Elton Flatley
- Born: Elton Flatley 7 May 1977 (age 49) Tamworth, New South Wales, Australia
- Height: 178 cm (5 ft 10 in)
- Weight: 87 kg (13 st 10 lb)
- School: St. Joseph's Nudgee College

Rugby union career
- Position(s): Fly-half; inside centre
- Current team: Retired

Senior career
- Years: Team / Apps / (Points)
- 1996–2006: Queensland Reds / 114 / (609)

International career
- Years: Team / Apps / (Points)
- 1997–2005: Australia / 38 / (187)

= Elton Flatley =

Australia international rugby union player

Elton Flatley (born 7 May 1977, Tamworth, New South Wales) is an Australian former international rugby union footballer. He played for the Queensland Reds.

==Career==
Flatley was educated at St. Joseph's Nudgee College where he was signed into the professional ranks of rugby union upon graduating. He made his debut for the Queensland Reds in 1996, the inaugural season of the Super 12, at the very young age of 18 against New Zealand side, Highlanders. In 1997, he made his international debut for Australia, playing against England at Twickenham on 15 November, aged 20. The game was a 15–15 draw. Flatley was again in the team for the next game against Scotland, which Australia won. In 2001, he was a member of the Wallabies team that won the test series against the British & Irish Lions during the 2001 tour to Australia.

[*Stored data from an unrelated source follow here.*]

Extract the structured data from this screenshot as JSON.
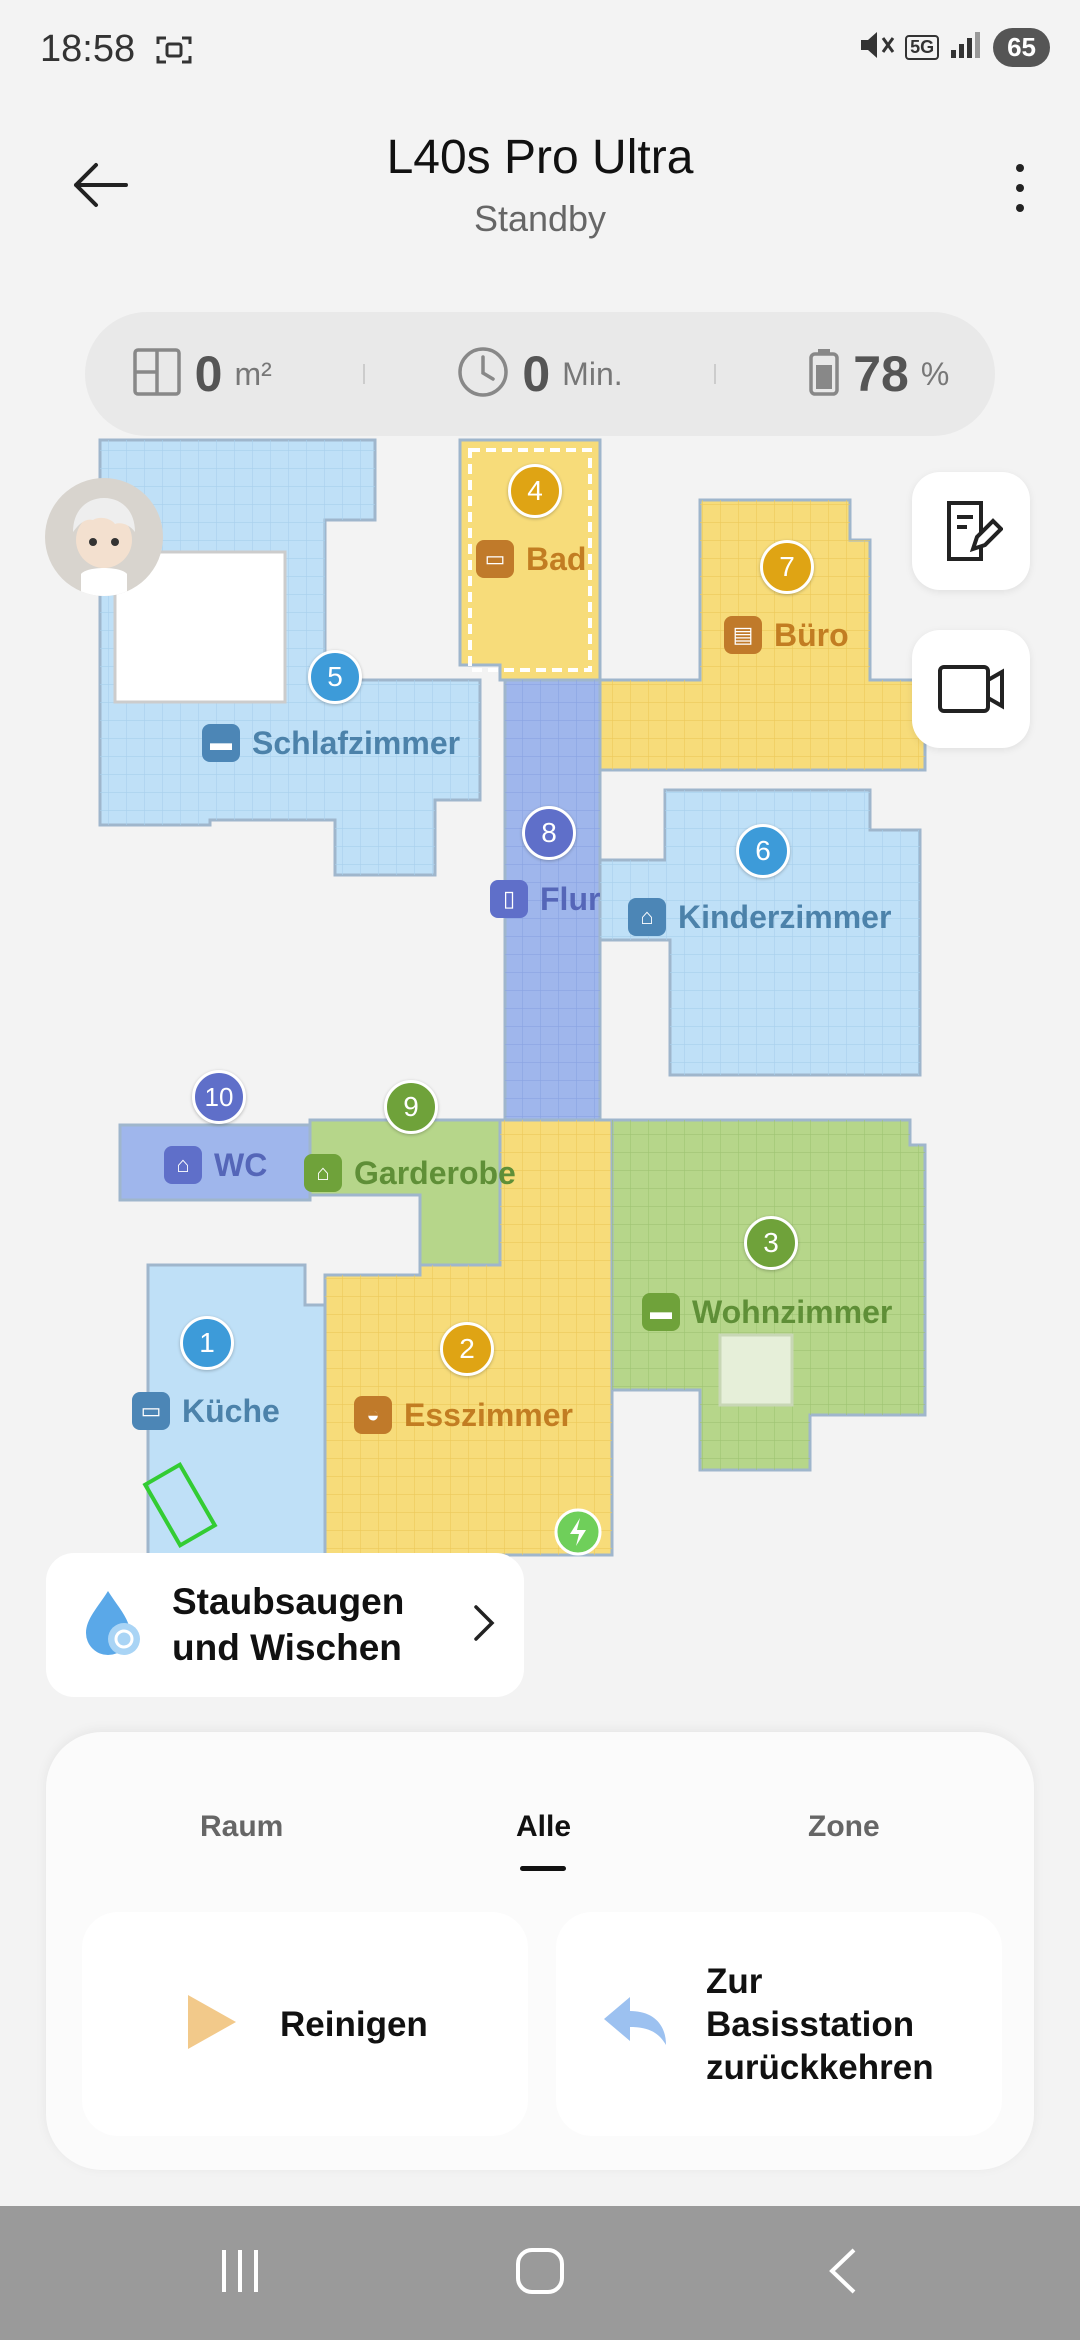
{
  "status_bar": {
    "time": "18:58",
    "network": "5G",
    "battery": "65"
  },
  "header": {
    "title": "L40s Pro Ultra",
    "subtitle": "Standby"
  },
  "stats": {
    "area_value": "0",
    "area_unit": "m²",
    "time_value": "0",
    "time_unit": "Min.",
    "battery_value": "78",
    "battery_unit": "%"
  },
  "rooms": [
    {
      "number": "1",
      "name": "Küche"
    },
    {
      "number": "2",
      "name": "Esszimmer"
    },
    {
      "number": "3",
      "name": "Wohnzimmer"
    },
    {
      "number": "4",
      "name": "Bad"
    },
    {
      "number": "5",
      "name": "Schlafzimmer"
    },
    {
      "number": "6",
      "name": "Kinderzimmer"
    },
    {
      "number": "7",
      "name": "Büro"
    },
    {
      "number": "8",
      "name": "Flur"
    },
    {
      "number": "9",
      "name": "Garderobe"
    },
    {
      "number": "10",
      "name": "WC"
    }
  ],
  "mode": {
    "label": "Staubsaugen und Wischen"
  },
  "tabs": [
    {
      "label": "Raum"
    },
    {
      "label": "Alle"
    },
    {
      "label": "Zone"
    }
  ],
  "actions": {
    "clean": "Reinigen",
    "return_home": "Zur Basisstation zurückkehren"
  },
  "colors": {
    "blue_room": "#bfe0f7",
    "purple_room": "#9fb6ec",
    "yellow_room": "#f7dc7a",
    "green_room": "#b6d68a",
    "pin_blue": "#3d9bd9",
    "pin_yellow": "#dfa414",
    "pin_green": "#6fa23a",
    "pin_purple": "#5f6fc9"
  }
}
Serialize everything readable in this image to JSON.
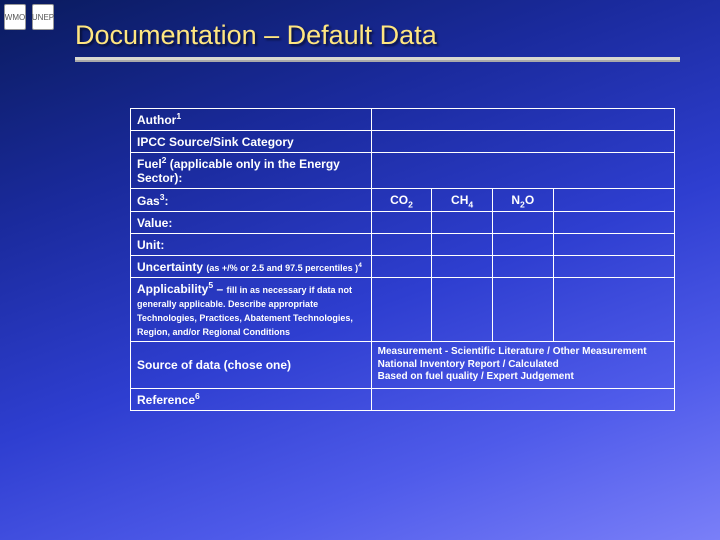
{
  "logos": {
    "left": "WMO",
    "right": "UNEP"
  },
  "title": "Documentation – Default Data",
  "rows": {
    "author": {
      "label_html": "Author<sup>1</sup>"
    },
    "category": {
      "label_html": "IPCC Source/Sink Category"
    },
    "fuel": {
      "label_html": "Fuel<sup>2</sup> (applicable only in the Energy Sector):"
    },
    "gas": {
      "label_html": "Gas<sup>3</sup>:",
      "c1_html": "CO<sub>2</sub>",
      "c2_html": "CH<sub>4</sub>",
      "c3_html": "N<sub>2</sub>O"
    },
    "value": {
      "label_html": "Value:"
    },
    "unit": {
      "label_html": "Unit:"
    },
    "uncertainty": {
      "label_html": "Uncertainty <span class=\"sub\">(as +/% or 2.5 and 97.5 percentiles )<sup>4</sup></span>"
    },
    "applicability": {
      "label_html": "Applicability<sup>5</sup> – <span class=\"sub\">fill in as necessary if data not generally applicable. Describe appropriate Technologies, Practices, Abatement Technologies, Region, and/or Regional Conditions</span>"
    },
    "source": {
      "label_html": "Source of data (chose one)",
      "value_html": "Measurement - Scientific Literature / Other Measurement<br>National Inventory Report / Calculated<br>Based on fuel quality / Expert Judgement"
    },
    "reference": {
      "label_html": "Reference<sup>6</sup>"
    }
  }
}
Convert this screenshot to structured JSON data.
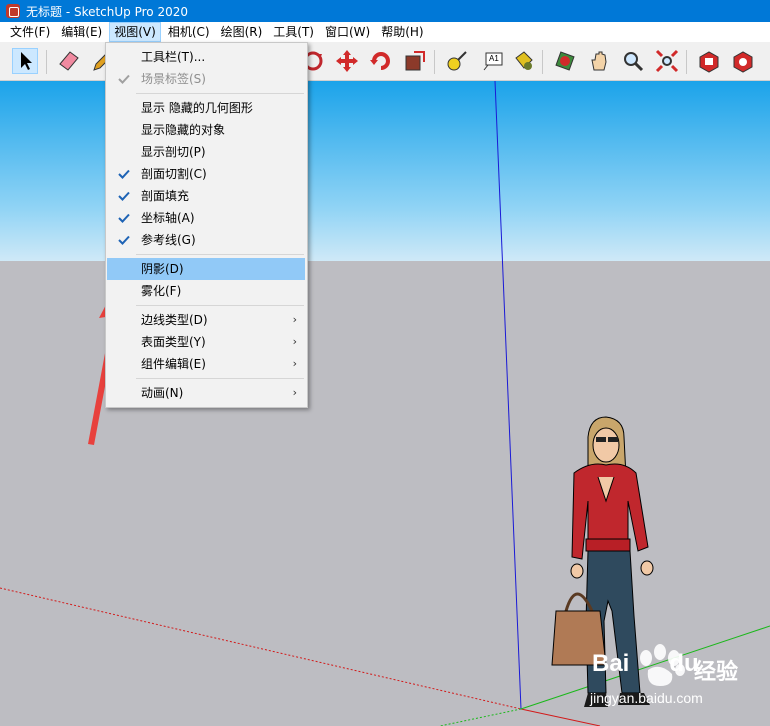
{
  "window": {
    "title": "无标题 - SketchUp Pro 2020"
  },
  "menubar": [
    {
      "label": "文件(F)"
    },
    {
      "label": "编辑(E)"
    },
    {
      "label": "视图(V)",
      "active": true
    },
    {
      "label": "相机(C)"
    },
    {
      "label": "绘图(R)"
    },
    {
      "label": "工具(T)"
    },
    {
      "label": "窗口(W)"
    },
    {
      "label": "帮助(H)"
    }
  ],
  "toolbar": {
    "tools": [
      "select-icon",
      "eraser-icon",
      "pencil-icon",
      "orbit-icon",
      "move-icon",
      "rotate-icon",
      "scale-icon",
      "tape-measure-icon",
      "text-icon",
      "paint-bucket-icon",
      "section-plane-icon",
      "pan-icon",
      "zoom-icon",
      "zoom-extents-icon",
      "3d-warehouse-icon",
      "extension-warehouse-icon"
    ],
    "text_tool_label": "A1"
  },
  "view_menu": {
    "items": [
      {
        "label": "工具栏(T)...",
        "checked": false,
        "disabled": false
      },
      {
        "label": "场景标签(S)",
        "checked": true,
        "disabled": true
      },
      {
        "separator": true
      },
      {
        "label": "显示 隐藏的几何图形",
        "checked": false
      },
      {
        "label": "显示隐藏的对象",
        "checked": false
      },
      {
        "label": "显示剖切(P)",
        "checked": false
      },
      {
        "label": "剖面切割(C)",
        "checked": true
      },
      {
        "label": "剖面填充",
        "checked": true
      },
      {
        "label": "坐标轴(A)",
        "checked": true
      },
      {
        "label": "参考线(G)",
        "checked": true
      },
      {
        "separator": true
      },
      {
        "label": "阴影(D)",
        "checked": false,
        "hover": true
      },
      {
        "label": "雾化(F)",
        "checked": false
      },
      {
        "separator": true
      },
      {
        "label": "边线类型(D)",
        "submenu": true
      },
      {
        "label": "表面类型(Y)",
        "submenu": true
      },
      {
        "label": "组件编辑(E)",
        "submenu": true
      },
      {
        "separator": true
      },
      {
        "label": "动画(N)",
        "submenu": true
      }
    ]
  },
  "colors": {
    "titlebar": "#0078d7",
    "menu_highlight": "#91c9f7",
    "check": "#1e63b5",
    "annotation_arrow": "#e8413d",
    "axis_blue": "#1a1ad6",
    "axis_red": "#d21a1a",
    "axis_green": "#1ab81a"
  },
  "watermark": {
    "brand": "Bai",
    "brand2": "du",
    "cn": "经验",
    "url": "jingyan.baidu.com"
  }
}
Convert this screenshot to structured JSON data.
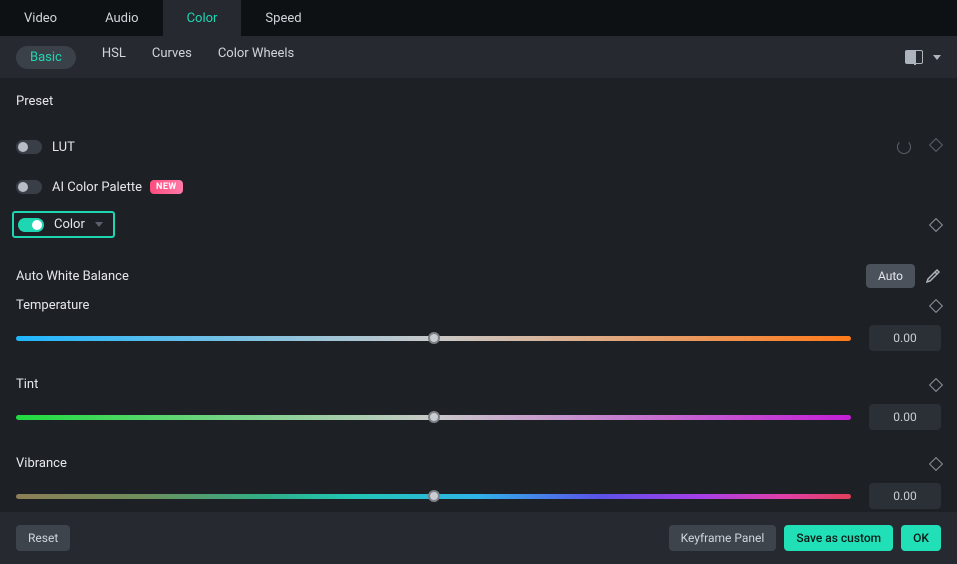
{
  "top_tabs": {
    "video": "Video",
    "audio": "Audio",
    "color": "Color",
    "speed": "Speed"
  },
  "sub_tabs": {
    "basic": "Basic",
    "hsl": "HSL",
    "curves": "Curves",
    "wheels": "Color Wheels"
  },
  "preset_label": "Preset",
  "lut_label": "LUT",
  "ai_palette_label": "AI Color Palette",
  "new_badge": "NEW",
  "color_label": "Color",
  "awb_label": "Auto White Balance",
  "auto_btn": "Auto",
  "sliders": {
    "temperature": {
      "label": "Temperature",
      "value": "0.00"
    },
    "tint": {
      "label": "Tint",
      "value": "0.00"
    },
    "vibrance": {
      "label": "Vibrance",
      "value": "0.00"
    }
  },
  "bottom": {
    "reset": "Reset",
    "keyframe": "Keyframe Panel",
    "save_custom": "Save as custom",
    "ok": "OK"
  }
}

Flatley figured prominently in Australia's 2003 Rugby World Cup campaign, going right to the final against England and scoring the penalty that took the match to extra time, then another penalty which evened the scores at 17–17 before England ultimately prevailed. He finished the tournament as the third highest point score, scoring 100 points for Australia. In April 2004, Flatley reached another milestone, becoming the youngest player ever to reach 100 caps for the Queensland Reds when he led the side out against the Sharks in Durban. Flatley prematurely retired from all forms of rugby on 16 March 2006, on medical advice as he was suffering from continued blurred vision due to a number of concussions.

==Personal life==
Flatley has two children with his wife, whom he separated from in 2007. In 2006 he was a contestant on Australian Celebrity Survivor: Vanuatu.

==Post-retirement==
Flatley works as a promotional speaker, and works in the finance industry. He also worked for a period for the Australian Rugby Union (now known as Rugby Australia) as a consultant.